Microsoft Authenticator anfällig für Token-Diebstahl
Microsoft hat eine kritische Sicherheitslücke im Authenticator identifiziert, die es Angreifern ermöglicht, Sign-in-Token zu stehlen und damit Zugriff auf betroffene Konten zu erlangen.
Was ist betroffen?
Die Lücke betrifft den Microsoft Authenticator, die Standard-App für Multi-Faktor-Authentifizierung (MFA) in Microsoft-Ökosystemen. Benutzer setzen die App zur Bestätigung ihrer Identität bei der Anmeldung ein. Durch die Sicherheitslücke können Angreifer unter bestimmten Bedingungen die zwischen der App und dem Service ausgetauschten Tokens intercepten.

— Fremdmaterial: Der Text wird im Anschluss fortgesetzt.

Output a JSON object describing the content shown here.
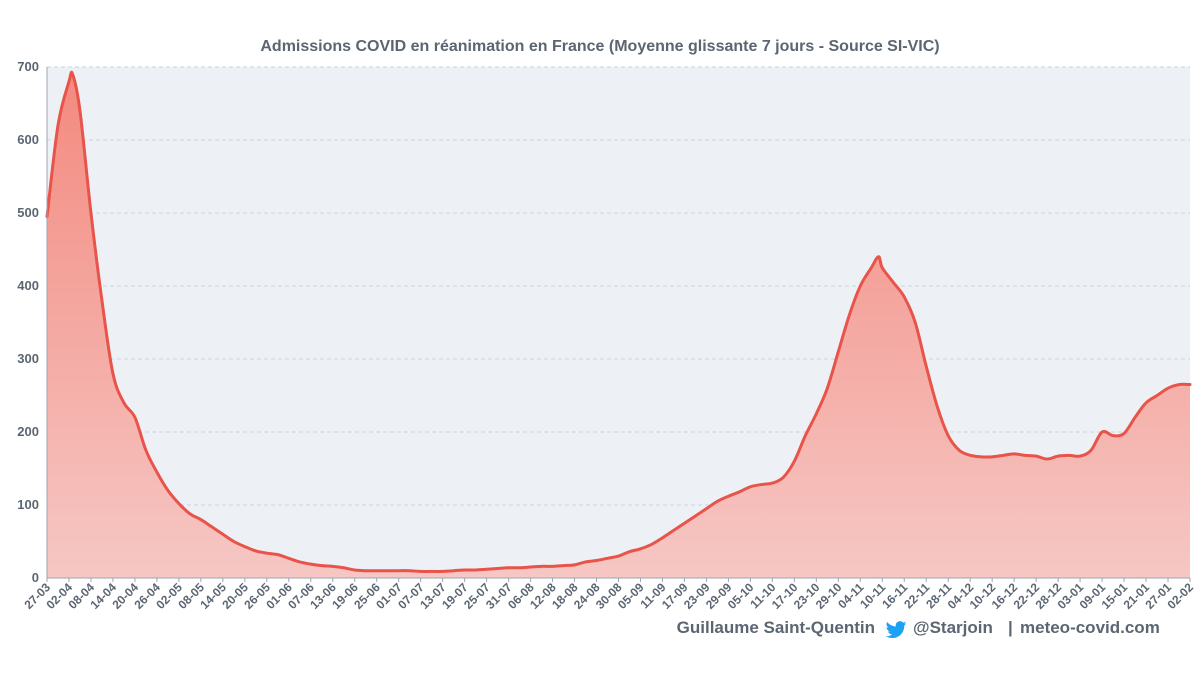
{
  "chart_data": {
    "type": "area",
    "title": "Admissions COVID en réanimation en France (Moyenne glissante 7 jours - Source SI-VIC)",
    "xlabel": "",
    "ylabel": "",
    "ylim": [
      0,
      700
    ],
    "yticks": [
      0,
      100,
      200,
      300,
      400,
      500,
      600,
      700
    ],
    "grid": true,
    "legend": "none",
    "x_tick_labels": [
      "27-03",
      "02-04",
      "08-04",
      "14-04",
      "20-04",
      "26-04",
      "02-05",
      "08-05",
      "14-05",
      "20-05",
      "26-05",
      "01-06",
      "07-06",
      "13-06",
      "19-06",
      "25-06",
      "01-07",
      "07-07",
      "13-07",
      "19-07",
      "25-07",
      "31-07",
      "06-08",
      "12-08",
      "18-08",
      "24-08",
      "30-08",
      "05-09",
      "11-09",
      "17-09",
      "23-09",
      "29-09",
      "05-10",
      "11-10",
      "17-10",
      "23-10",
      "29-10",
      "04-11",
      "10-11",
      "16-11",
      "22-11",
      "28-11",
      "04-12",
      "10-12",
      "16-12",
      "22-12",
      "28-12",
      "03-01",
      "09-01",
      "15-01",
      "21-01",
      "27-01",
      "02-02"
    ],
    "series": [
      {
        "line_color": "#e8534a",
        "fill_top_color": "#f38a7f",
        "fill_bottom_color": "#f6c7c4",
        "points": [
          [
            "27-03",
            495
          ],
          [
            "30-03",
            620
          ],
          [
            "02-04",
            680
          ],
          [
            "03-04",
            690
          ],
          [
            "05-04",
            640
          ],
          [
            "08-04",
            500
          ],
          [
            "11-04",
            380
          ],
          [
            "14-04",
            280
          ],
          [
            "17-04",
            240
          ],
          [
            "20-04",
            220
          ],
          [
            "23-04",
            175
          ],
          [
            "26-04",
            145
          ],
          [
            "29-04",
            120
          ],
          [
            "02-05",
            102
          ],
          [
            "05-05",
            88
          ],
          [
            "08-05",
            80
          ],
          [
            "11-05",
            70
          ],
          [
            "14-05",
            60
          ],
          [
            "17-05",
            50
          ],
          [
            "20-05",
            43
          ],
          [
            "23-05",
            37
          ],
          [
            "26-05",
            34
          ],
          [
            "29-05",
            32
          ],
          [
            "01-06",
            27
          ],
          [
            "04-06",
            22
          ],
          [
            "07-06",
            19
          ],
          [
            "10-06",
            17
          ],
          [
            "13-06",
            16
          ],
          [
            "16-06",
            14
          ],
          [
            "19-06",
            11
          ],
          [
            "22-06",
            10
          ],
          [
            "25-06",
            10
          ],
          [
            "28-06",
            10
          ],
          [
            "01-07",
            10
          ],
          [
            "04-07",
            10
          ],
          [
            "07-07",
            9
          ],
          [
            "10-07",
            9
          ],
          [
            "13-07",
            9
          ],
          [
            "16-07",
            10
          ],
          [
            "19-07",
            11
          ],
          [
            "22-07",
            11
          ],
          [
            "25-07",
            12
          ],
          [
            "28-07",
            13
          ],
          [
            "31-07",
            14
          ],
          [
            "03-08",
            14
          ],
          [
            "06-08",
            15
          ],
          [
            "09-08",
            16
          ],
          [
            "12-08",
            16
          ],
          [
            "15-08",
            17
          ],
          [
            "18-08",
            18
          ],
          [
            "21-08",
            22
          ],
          [
            "24-08",
            24
          ],
          [
            "27-08",
            27
          ],
          [
            "30-08",
            30
          ],
          [
            "02-09",
            36
          ],
          [
            "05-09",
            40
          ],
          [
            "08-09",
            46
          ],
          [
            "11-09",
            55
          ],
          [
            "14-09",
            65
          ],
          [
            "17-09",
            75
          ],
          [
            "20-09",
            85
          ],
          [
            "23-09",
            95
          ],
          [
            "26-09",
            105
          ],
          [
            "29-09",
            112
          ],
          [
            "02-10",
            118
          ],
          [
            "05-10",
            125
          ],
          [
            "08-10",
            128
          ],
          [
            "11-10",
            130
          ],
          [
            "14-10",
            138
          ],
          [
            "17-10",
            160
          ],
          [
            "20-10",
            195
          ],
          [
            "23-10",
            225
          ],
          [
            "26-10",
            260
          ],
          [
            "29-10",
            310
          ],
          [
            "01-11",
            360
          ],
          [
            "04-11",
            400
          ],
          [
            "07-11",
            425
          ],
          [
            "09-11",
            440
          ],
          [
            "10-11",
            425
          ],
          [
            "13-11",
            405
          ],
          [
            "16-11",
            385
          ],
          [
            "19-11",
            350
          ],
          [
            "22-11",
            290
          ],
          [
            "25-11",
            235
          ],
          [
            "28-11",
            195
          ],
          [
            "01-12",
            175
          ],
          [
            "04-12",
            168
          ],
          [
            "07-12",
            166
          ],
          [
            "10-12",
            166
          ],
          [
            "13-12",
            168
          ],
          [
            "16-12",
            170
          ],
          [
            "19-12",
            168
          ],
          [
            "22-12",
            167
          ],
          [
            "25-12",
            163
          ],
          [
            "28-12",
            167
          ],
          [
            "31-12",
            168
          ],
          [
            "03-01",
            167
          ],
          [
            "06-01",
            175
          ],
          [
            "09-01",
            200
          ],
          [
            "12-01",
            195
          ],
          [
            "15-01",
            198
          ],
          [
            "18-01",
            220
          ],
          [
            "21-01",
            240
          ],
          [
            "24-01",
            250
          ],
          [
            "27-01",
            260
          ],
          [
            "30-01",
            265
          ],
          [
            "02-02",
            265
          ]
        ]
      }
    ]
  },
  "footer": {
    "author": "Guillaume Saint-Quentin",
    "twitter_handle": "@Starjoin",
    "separator": "|",
    "site": "meteo-covid.com",
    "twitter_icon": "twitter-bird-icon",
    "twitter_color": "#1da1f2"
  }
}
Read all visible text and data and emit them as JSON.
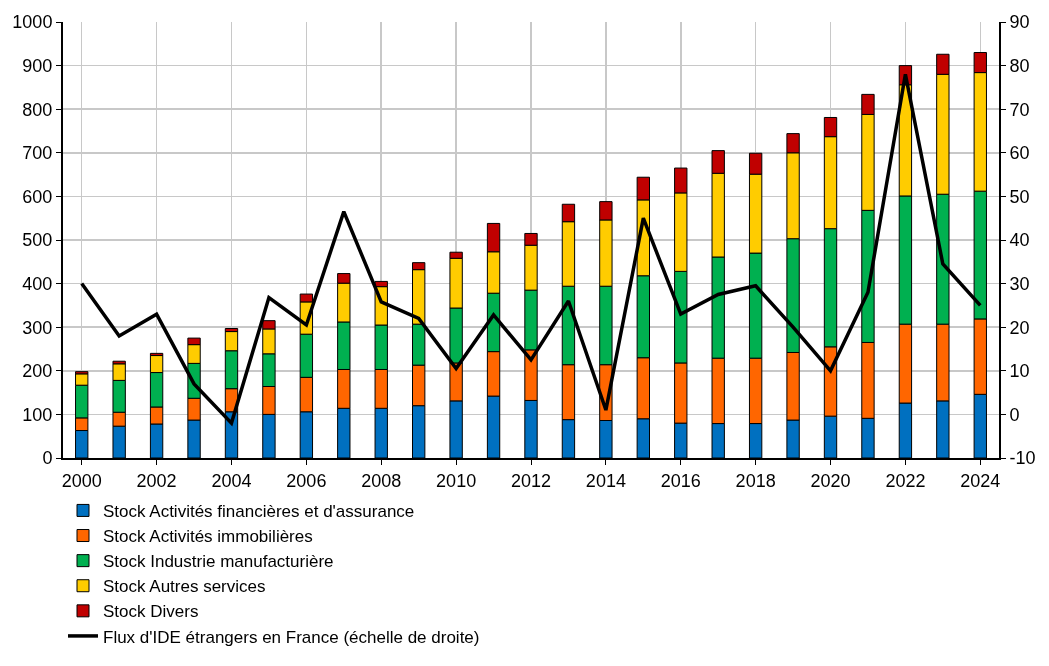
{
  "chart_data": {
    "type": "bar",
    "stacked": true,
    "x": [
      2000,
      2001,
      2002,
      2003,
      2004,
      2005,
      2006,
      2007,
      2008,
      2009,
      2010,
      2011,
      2012,
      2013,
      2014,
      2015,
      2016,
      2017,
      2018,
      2019,
      2020,
      2021,
      2022,
      2023,
      2024
    ],
    "xlim": [
      1999.5,
      2024.5
    ],
    "xticks": [
      2000,
      2002,
      2004,
      2006,
      2008,
      2010,
      2012,
      2014,
      2016,
      2018,
      2020,
      2022,
      2024
    ],
    "ylim": [
      0,
      1000
    ],
    "yticks": [
      0,
      100,
      200,
      300,
      400,
      500,
      600,
      700,
      800,
      900,
      1000
    ],
    "y2lim": [
      -10,
      90
    ],
    "y2ticks": [
      -10,
      0,
      10,
      20,
      30,
      40,
      50,
      60,
      70,
      80,
      90
    ],
    "grid": true,
    "legend": "bottom",
    "series": [
      {
        "name": "Stock Activités financières et d'assurance",
        "color": "#0070c0",
        "values": [
          63,
          73,
          78,
          87,
          106,
          100,
          106,
          114,
          114,
          120,
          131,
          142,
          132,
          88,
          86,
          90,
          80,
          79,
          79,
          87,
          96,
          91,
          126,
          131,
          146
        ]
      },
      {
        "name": "Stock Activités immobilières",
        "color": "#ff6600",
        "values": [
          29,
          32,
          39,
          50,
          53,
          64,
          79,
          89,
          89,
          93,
          87,
          102,
          116,
          126,
          128,
          140,
          138,
          150,
          150,
          155,
          159,
          174,
          181,
          176,
          173
        ]
      },
      {
        "name": "Stock Industrie manufacturière",
        "color": "#00b050",
        "values": [
          75,
          73,
          79,
          80,
          87,
          75,
          99,
          109,
          102,
          94,
          126,
          134,
          137,
          180,
          180,
          188,
          210,
          232,
          241,
          261,
          271,
          303,
          294,
          298,
          293
        ]
      },
      {
        "name": "Stock Autres services",
        "color": "#ffcc00",
        "values": [
          26,
          38,
          39,
          43,
          44,
          57,
          74,
          89,
          88,
          125,
          114,
          95,
          103,
          148,
          152,
          174,
          180,
          192,
          181,
          197,
          211,
          220,
          255,
          275,
          272
        ]
      },
      {
        "name": "Stock Divers",
        "color": "#c00000",
        "values": [
          5,
          6,
          5,
          15,
          7,
          19,
          18,
          22,
          12,
          16,
          14,
          65,
          27,
          40,
          42,
          52,
          57,
          52,
          48,
          44,
          44,
          46,
          44,
          46,
          46
        ]
      },
      {
        "name": "Flux d'IDE étrangers en France (échelle de droite)",
        "type": "line",
        "axis": "y2",
        "color": "#000000",
        "line_style": "solid",
        "marker": "none",
        "values": [
          30,
          18,
          23,
          7,
          -2,
          26.8,
          20.5,
          46.5,
          25.8,
          22,
          10.5,
          22.8,
          12.5,
          26,
          1,
          45,
          23,
          27.5,
          29.5,
          20,
          10,
          28,
          78,
          34.5,
          25
        ]
      }
    ]
  }
}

Angriffsvektor und Konsequenzen
Es ist unklar, welche spezifischen technischen Voraussetzungen für den Exploit notwendig sind. Microsoft warnt jedoch vor der grundsätzlichen Gefahr: Wer diese Tokens in die Hände bekommt, kann sich als legitimer Nutzer ausgeben und erhält vollen Zugriff auf verknüpfte Accounts — unabhängig davon, dass MFA aktiviert ist.
Dies ist besonders kritisch für Unternehmensumgebungen, wo der Authenticator für den Zugriff auf sensitive Ressourcen genutzt wird. Ein kompromittiertes Token könnte Angreifern Zugang zu E-Mail, Cloud-Storage, Unternehmensanwendungen und weiteren Services verschaffen.
Maßnahmen und Patches
Microsoft hat bereits einen Patch verfügbar gemacht. Nutzer sollten:
- Microsoft Authenticator aktualisieren: Die App sollte auf die neueste Version im Google Play Store bzw. Apple App Store aktualisiert werden
- Automatische Updates aktivieren: Falls noch nicht geschehen, sollten automatische App-Updates konfiguriert werden
- Verdächtige Aktivitäten prüfen: Nutzer sollten ihre Account-Aktivitäten überwachen und ungewöhnliche Anmeldungen überprüfen
- Passwort aktualisieren: Als zusätzliche Vorsichtsmaßnahme kann ein Passwort-Reset sinnvoll sein
Für IT-Teams
In Unternehmensumgebungen sollten Administratoren:
- Den Authenticator-Roll-out überprüfen und Patches prioritär einspielen
- Ihre Logs auf verdächtige Sign-in-Muster analysieren
- Eventuell alternative oder zusätzliche MFA-Methoden temporär aktivieren
Die Lücke unterstreicht, dass auch etablierte Sicherheitslösungen regelmäßig überprüft und aktualisiert werden müssen.